Jeudi 4 août

C’est jeudi, mais c’est aussi dimanche, ou si vous préférez   les vroamistes deviennent artétistes , quelques-uns en profiteront pour récupérer un peu des fatigues du voyage, d’autres opterons pour la balade en montagne, à pied ?non pourquoi ? en moto ,le motard n’est marcheur que par inadvertance et comme les coureurs du tour beaucoup parmi nous choisirons de rouler pendant la journée de repos, il faut dire que la balade qui nous est proposé ne manque pas d’intérêt sans être obligé qui plus est de rouler beaucoup. Pourtant que la montage est belle….dirait le chanteur et nous nous régalons sur les excellentes routes qui serpentent en une suite de nombreux lacets avant d’arriver au sommet , nous sommes au point le plus haut du Portugal presque 2000 m et nous avons de la chance le ciel est très dégagé et la luminosité sans être  parfaite, n’est pas mauvaise. Nous apercevons quelques télé- sièges. Nous redescendons vers Covilha en prenant notre temps, l’endroit mérite que l’on s’y attarde .

La journée de repos aura permis à Patrice et Sylvia de renouer avec le plaisir de rouler sur 2 roues, Marilyne a proposé à Patrice  de lui prêter sa moto et Sylvia est invitée par Jean Claude à goûter au confort de la Pan Européenne .Malheureusement peu avant d’arriver à notre hébergement Jean Pierre est victime d’un dérapage, pas trop de bobo, ni pour le pilote ni pour la machine, il faudra cependant que notre couple de customistes se rende chaque soir à l’hôpital de la ville ou nous nous trouverons pour y effectuer quelques soins. Cette contrainte ne pèsera jamais sur leur bonne humeur et leur disponibilité, chapeau !

Ah oui j’allais oublié, c’est mon anniversaire tous les ans…le 4 08 ,cette année grâce à une habitude désormais bien rôdée ce sera encore le cas, on est souvent ensemble pour le fêter, et j’ai le plaisir de recevoir en cadeau un thee schirt  Brodé et dédicacé, souvenir du Portugal, merci à tous.

 

 

Vendredi 05 août

 

Un grand jour ! c’est vers Lisbonne que nous nous dirigeons aujourd’hui . Dès la sortie de Covilha, comme la veille à la balade ça vire dans tous les sens, surtout dans deux, mais cette fois pas question de musarder, s’agit de la pencher la bécane et les kilomètres ou plutôt le temps passe, car question de kilomètres, même si on affûte, on en fait pas beaucoup, la route s’y refuse, comme toujours c’est la montagne qui est la plus forte, il faut adapter notre rythme à son relief, oui mais on est pas arrivé !Les pilotes ont le guidon entre les dents et le mal

Aux poignets se fait sentir, ce passage montagneux sympathique au départ commence à devenir fatiguant tant il est long, difficile et technique, mais nous finissons par en venir à bout, beaucoup de temps pour pas beaucoup de kilomètres, il faut l’accepter .Nous retrouvons des routes qui nous permettent de refaire un peu de notre retard  , peut- être un peu trop rapidement, mais ça c’est pour plus tard ….

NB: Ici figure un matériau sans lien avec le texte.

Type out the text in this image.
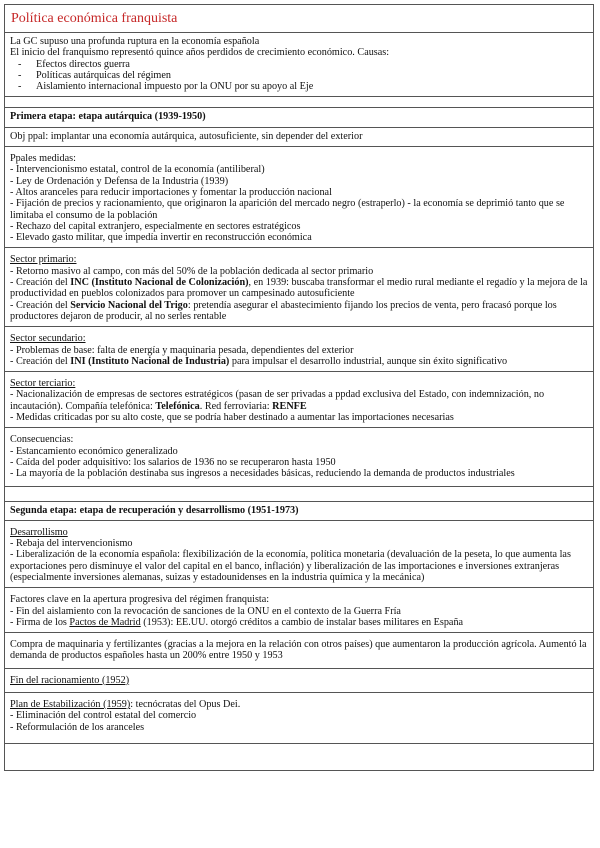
Política económica franquista
La GC supuso una profunda ruptura en la economía española
El inicio del franquismo representó quince años perdidos de crecimiento económico. Causas:
- Efectos directos guerra
- Políticas autárquicas del régimen
- Aislamiento internacional impuesto por la ONU por su apoyo al Eje
Primera etapa: etapa autárquica (1939-1950)
Obj ppal: implantar una economía autárquica, autosuficiente, sin depender del exterior
Ppales medidas:
- Intervencionismo estatal, control de la economía (antiliberal)
- Ley de Ordenación y Defensa de la Industria (1939)
- Altos aranceles para reducir importaciones y fomentar la producción nacional
- Fijación de precios y racionamiento, que originaron la aparición del mercado negro (estraperlo) - la economía se deprimió tanto que se limitaba el consumo de la población
- Rechazo del capital extranjero, especialmente en sectores estratégicos
- Elevado gasto militar, que impedía invertir en reconstrucción económica
Sector primario:
- Retorno masivo al campo, con más del 50% de la población dedicada al sector primario
- Creación del INC (Instituto Nacional de Colonización), en 1939: buscaba transformar el medio rural mediante el regadío y la mejora de la productividad en pueblos colonizados para promover un campesinado autosuficiente
- Creación del Servicio Nacional del Trigo: pretendía asegurar el abastecimiento fijando los precios de venta, pero fracasó porque los productores dejaron de producir, al no serles rentable
Sector secundario:
- Problemas de base: falta de energía y maquinaria pesada, dependientes del exterior
- Creación del INI (Instituto Nacional de Industria) para impulsar el desarrollo industrial, aunque sin éxito significativo
Sector terciario:
- Nacionalización de empresas de sectores estratégicos (pasan de ser privadas a ppdad exclusiva del Estado, con indemnización, no incautación). Compañía telefónica: Telefónica. Red ferroviaria: RENFE
- Medidas criticadas por su alto coste, que se podría haber destinado a aumentar las importaciones necesarias
Consecuencias:
- Estancamiento económico generalizado
- Caída del poder adquisitivo: los salarios de 1936 no se recuperaron hasta 1950
- La mayoría de la población destinaba sus ingresos a necesidades básicas, reduciendo la demanda de productos industriales
Segunda etapa: etapa de recuperación y desarrollismo (1951-1973)
Desarrollismo
- Rebaja del intervencionismo
- Liberalización de la economía española: flexibilización de la economía, política monetaria (devaluación de la peseta, lo que aumenta las exportaciones pero disminuye el valor del capital en el banco, inflación) y liberalización de las importaciones e inversiones extranjeras (especialmente inversiones alemanas, suizas y estadounidenses en la industria química y la mecánica)
Factores clave en la apertura progresiva del régimen franquista:
- Fin del aislamiento con la revocación de sanciones de la ONU en el contexto de la Guerra Fría
- Firma de los Pactos de Madrid (1953): EE.UU. otorgó créditos a cambio de instalar bases militares en España
Compra de maquinaria y fertilizantes (gracias a la mejora en la relación con otros países) que aumentaron la producción agrícola. Aumentó la demanda de productos españoles hasta un 200% entre 1950 y 1953
Fin del racionamiento (1952)
Plan de Estabilización (1959): tecnócratas del Opus Dei.
- Eliminación del control estatal del comercio
- Reformulación de los aranceles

Cette fois c’est la grosse chaleur qui s’abat sur nos casques, la frappe caniculaire ne fait pas de quartier, le thermomètre sur la BM de Schoum s’affole :37, 40 jusqu’à 44°, le chaudron ! on ne nous a pas menti  « vous allez avoir chaud au Portugal » (en fait ce sera la seule véritable journée de canicule ) en attendant nos passagères n’en peuvent plus et quand enfin nous marquons une pause sur une aire d’autoroute, certaines d’entre elles ont toutes les peines du monde à descendre de moto, les casques enlevés font apparaître des visages défaits, la fatigue et la chaleur laissent des traces, il va falloir entreprendre quelques travaux, d’embellissement , la tache est conséquente, ça peut prendre un peu de temps.

 

On se disait que jusqu’à maintenant rouler en Espagne ou au Portugal était un régal, pas de radar et quasiment pas de gendarmes , hélas ce n’est plus vrai, on a peut –être eu tendance à vouloir rattraper trop rapidement le retard pris en montagne le matin et boum !le flash, quelques kilomètres plus loin tout le monde sur le bas côté, allez allez pas discussion, allez allez contravention, j’connais le métier !On a pas l’air c …tous en rang d’oignon sur le bord de la route en plein cagna et il faut attendre et attendre que ces messieurs décident  à quelle sauce ils vont nous assaisonner. Un photo a été prise mais pour le moment impossible de connaître le malheureux récipiendaire, en fait ont étaient potentiellement tous un peu au dessus…la sanction tombe ce sera  une amende de 120 euros , que nous partagerons .Il nous faudra maintenant nous souvenir qu’ici comme ailleurs il en est qui font un drôle de métier. Continuation de notre route vers Lisbonne toujours sous un soleil implacable , nous devons nous arrêter un peu plus souvent pour boire et nous rafraîchir les conditions de roulage aujourd’hui sont vraiment difficiles et cette journée autant que les esprits aura marqué les corps ,pour un peu on aurait été obligé de peiner.

Manquerait plus qu’on ait du mal à trouver l’hôtel, Lisbonne  est un très grande ville et personne n’a envie de jardiner ce soir, heureusement il n’en est rien ça y est nous y sommes, reste plus qu ‘à espérer qu’il n’y ait pas d’embrouille à la réception, non cette fois c’est gagné, tout le monde à la douche !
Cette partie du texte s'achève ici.